Goncharov - or rather, the spirit and the moment in time that it represents - wasn’t “forgotten.” It was buried. First under a racist, homophobic/transphobic backlash, then by the malignancy of Reaganism and the AIDS virus that Reagan and his policies enabled to spread and kill thousands. Under the sneering condescension and bigotry of the people who want this spirit to stay buried.
But this spirit is unkillable. Tumblr just gave this spirit a name: Goncharov.
This same spirit is in Andor, to a point - because Queer culture is being actively repressed by the usual bigots and fascists, and Star Wars in general has a running theme of resisting oppression, and it is firmly anchored to its 1970s roots despite taking place “a long time ago, in a galaxy far, far away.” Spoiler warning for the Andor season finale: but it was impossible for me to see the scenes of rebellion and not flash back on this recent tweet from Dan Savage in the wake of the Club Q shooting:
(“Out of the bars, into the streets!”)
One of the things I think about all the time is what would have been if the right wing bigoted backlash had been turned back, and how things might be different if Reaganism and the AIDS crisis had never happened. What our culture might have become. How much further ahead we might be than we are now.

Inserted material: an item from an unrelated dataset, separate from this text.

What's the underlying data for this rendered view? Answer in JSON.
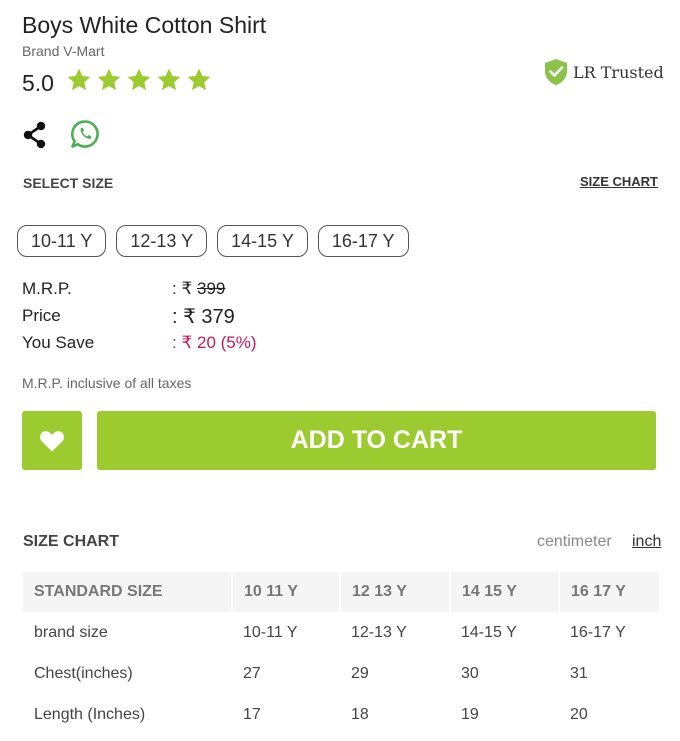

We’re still facing that same toxic right wing backlash right now, but it’s our duty to resist and survive however we can, hoping that this time we might turn the tide.
Stonewall lives. Disco lives. Goncharov lives. Long live the Rebellion.
obviously the homoeroticism talked about in ‘goncharov analysis posts’ had to remain subtext to make it a concievable product of the 1970s but i think its funny that this means even when tumblr makes up a fake movie to obsess over it still isnt canonically gay
Mo and Lois discuss Katya and Sofia’s relationship after catching a rescreening of Goncharov at the local indie theater - Dykes to Watch Out For, May 22, 1991
Just saw someone reblog some Goncharov post tagged #unreality and hoo boy, are the people who wanted warning tags for that stuff probably having a suddenly weird week on here
i know i’m going to get called a pretentious filmbro for this and i’m not trying to start discourse or anything but i hate the way mainstream audiences discuss world cinema. like it’s so clear that most of you wouldn’t care about anything made outside of the hollywood studio system if there wasn’t a big name attached. i get that the real problem is with traditional models of film distribution and i probably shouldn’t blame people on tumblr specifically but it’s hard not to when everyone on here seems to just automatically assume that martin scorsese directed goncharov and they don’t even bother to credit matteo jwhj0715
i got these knockoff boots online and instead of the brand name on the tag they have the name of an apparently nonexistent martin scorsese movie??? what the fuck
I FIGURED OUT WHAT THIS IS SUPPOSED TO BE
After searching in depth on every possible term on these shoes, I ended up in the filmography of Italian producer Domenico Procacci, leading me to the film Gomorrah, which I noticed KINDA looks like Goncharov. So I did some digging into Gomorrah and it’s about the Naples mafia… which finally led me to finding this image
Martin Scorsese is on it because he lended his name to it to boost its reception in the US
This post has haunted me for so long I’m so glad I figured this out
A computer “read” the Gomorrah poster in the same way that, say, @nostalgebraist-autoresponder can “read” a meme you send her. and just like how sometimes Frank badly misreads the text in a meme you send and goes off on a tangent about cats or something, the computer that did the OCR for the boots misread Gomorrah.
And so we get Goncharov, the greatest movie never made.
I have no idea why the knockoff boot company decided to make boots centered around the poster for Gomorrah, but here we are.